In the city of Dinosaurs, as Ganzhou in China is referred to, researchers came across more than 30 Dinosaur Eggs that are believed to date back to more than 130 million years.
Now, don’t you wonder what else may remain buried beneath our feet?
More than 130 million years passed by before a group of workers found a perfectly preserved dinosaur nest, with more than 30 dinosaur eggs.
Chinese Construction workers discovered 30 dinosaur eggs which according to experts date back to the Cretaceous Period (Image: China News Service/Ming Kangping)
The discovery was made in a construction site of a school in December of 2017, reports the People’s Daily Online.
According to reports, construction workers saw a set of “oval-shaped stones” on the ground as they were working the ground with explosives. They stopped immediately after suspecting that the oval-shaped stones may, in fact, be dinosaur eggs, so they immediately called the police.
The Police arrived at the construction site quickly, restricted access to the perimeter and alerted the staff of the Dayu County museum.
As experts arrived, the dinosaur eggs were kept safe by officers who handed over the site to Museum Staff.
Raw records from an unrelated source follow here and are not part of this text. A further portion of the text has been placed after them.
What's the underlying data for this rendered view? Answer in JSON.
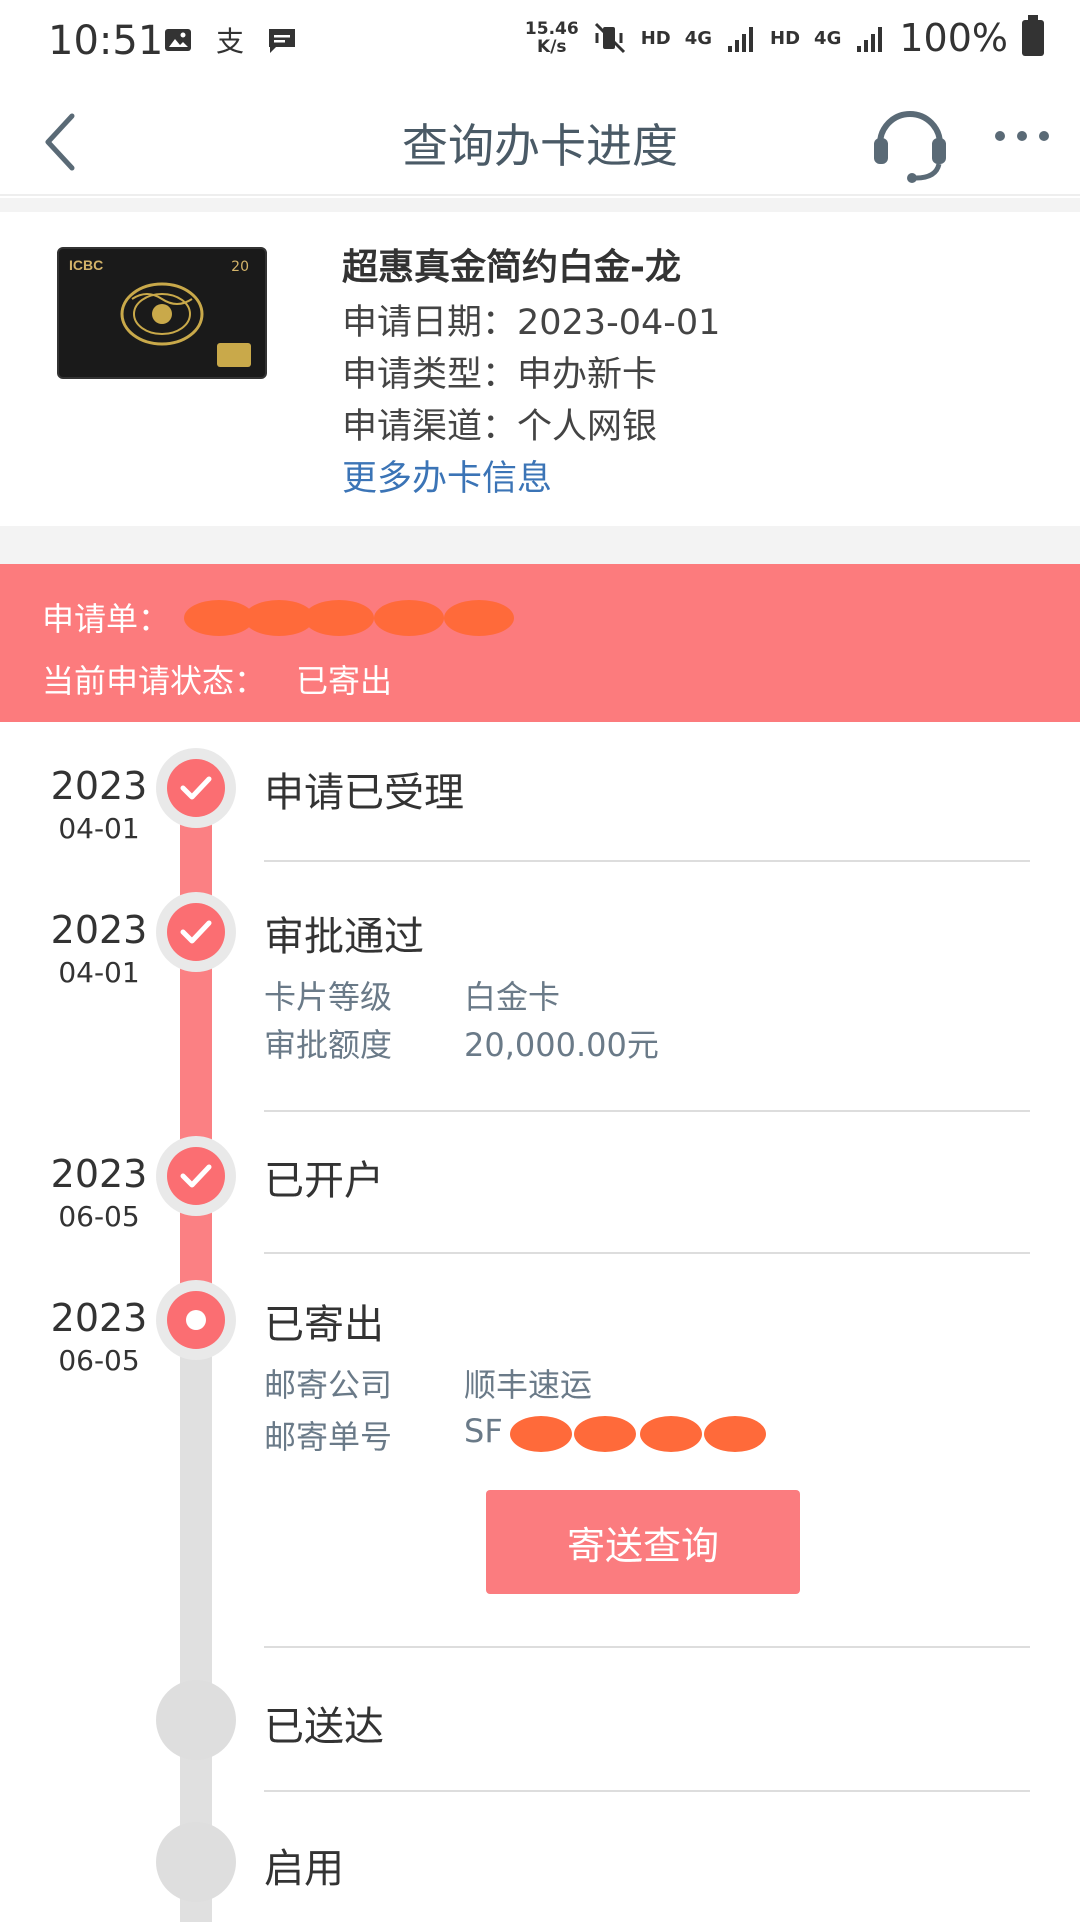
{
  "status_bar": {
    "time": "10:51",
    "speed_top": "15.46",
    "speed_bottom": "K/s",
    "net1": "HD",
    "net1_gen": "4G",
    "net2": "HD",
    "net2_gen": "4G",
    "battery": "100%"
  },
  "header": {
    "title": "查询办卡进度"
  },
  "card": {
    "brand": "ICBC",
    "emblem": "20",
    "name": "超惠真金简约白金-龙",
    "apply_date": "申请日期：2023-04-01",
    "apply_type": "申请类型：申办新卡",
    "apply_channel": "申请渠道：个人网银",
    "more_link": "更多办卡信息"
  },
  "banner": {
    "application_label": "申请单：",
    "status_label": "当前申请状态：",
    "status_value": "已寄出",
    "background_color": "#fc7b7d"
  },
  "timeline": {
    "steps": [
      {
        "year": "2023",
        "date": "04-01",
        "title": "申请已受理",
        "state": "done"
      },
      {
        "year": "2023",
        "date": "04-01",
        "title": "审批通过",
        "state": "done",
        "details": [
          {
            "label": "卡片等级",
            "value": "白金卡"
          },
          {
            "label": "审批额度",
            "value": "20,000.00元"
          }
        ]
      },
      {
        "year": "2023",
        "date": "06-05",
        "title": "已开户",
        "state": "done"
      },
      {
        "year": "2023",
        "date": "06-05",
        "title": "已寄出",
        "state": "current",
        "details": [
          {
            "label": "邮寄公司",
            "value": "顺丰速运"
          },
          {
            "label": "邮寄单号",
            "value": "SF"
          }
        ]
      },
      {
        "title": "已送达",
        "state": "todo"
      },
      {
        "title": "启用",
        "state": "todo"
      }
    ],
    "track_button": "寄送查询",
    "active_color": "#fb6e72",
    "inactive_color": "#e0e0e0"
  }
}
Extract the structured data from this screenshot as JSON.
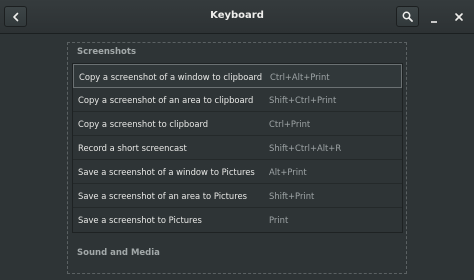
{
  "window": {
    "title": "Keyboard"
  },
  "icons": {
    "back": "chevron-left-icon",
    "search": "search-icon",
    "minimize": "minimize-icon",
    "close": "close-icon"
  },
  "sections": {
    "screenshots": {
      "header": "Screenshots",
      "items": [
        {
          "name": "Copy a screenshot of a window to clipboard",
          "accel": "Ctrl+Alt+Print"
        },
        {
          "name": "Copy a screenshot of an area to clipboard",
          "accel": "Shift+Ctrl+Print"
        },
        {
          "name": "Copy a screenshot to clipboard",
          "accel": "Ctrl+Print"
        },
        {
          "name": "Record a short screencast",
          "accel": "Shift+Ctrl+Alt+R"
        },
        {
          "name": "Save a screenshot of a window to Pictures",
          "accel": "Alt+Print"
        },
        {
          "name": "Save a screenshot of an area to Pictures",
          "accel": "Shift+Print"
        },
        {
          "name": "Save a screenshot to Pictures",
          "accel": "Print"
        }
      ]
    },
    "sound_media": {
      "header": "Sound and Media"
    }
  },
  "colors": {
    "background": "#2e3436",
    "text": "#eeeeec",
    "accelerator_text": "#9ea4a6",
    "section_header": "#a2a8a9"
  }
}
Experts confirmed that they were in fact dinosaur eggs, which belonged to the Cretaceous period, the last period of the dinosaur era.
Upon discovering the Dinosaur Eggs, construction workers called the police who in turn brought experts to the site.Image: China News Service/Ming Kangping)
Among the eggs were small, fossilized, black shells.
The Cretaceous Period began 145 million years ago and ended abruptly some 66 million years ago, as a massive comet impacted Earth kick-staring the end of the dinosaurs on Earth. It was succeeded by the Paleogene Period.
Police kept the discovery safe until experts from the museum arrived to properly excavate the eggs. (Image: China News Service/Ming Kangping)
As noted by the Mirror, the city of Ganzhou and surrounding area is “one of the most productive oviraptorosaurian regions of the world” according to an article published in nature.com with seven oviraptorosaurian (feathered and bird-like) dinosaurs named after the region.
The recently discovered eggs are now being safeguarded at the museum for further studies.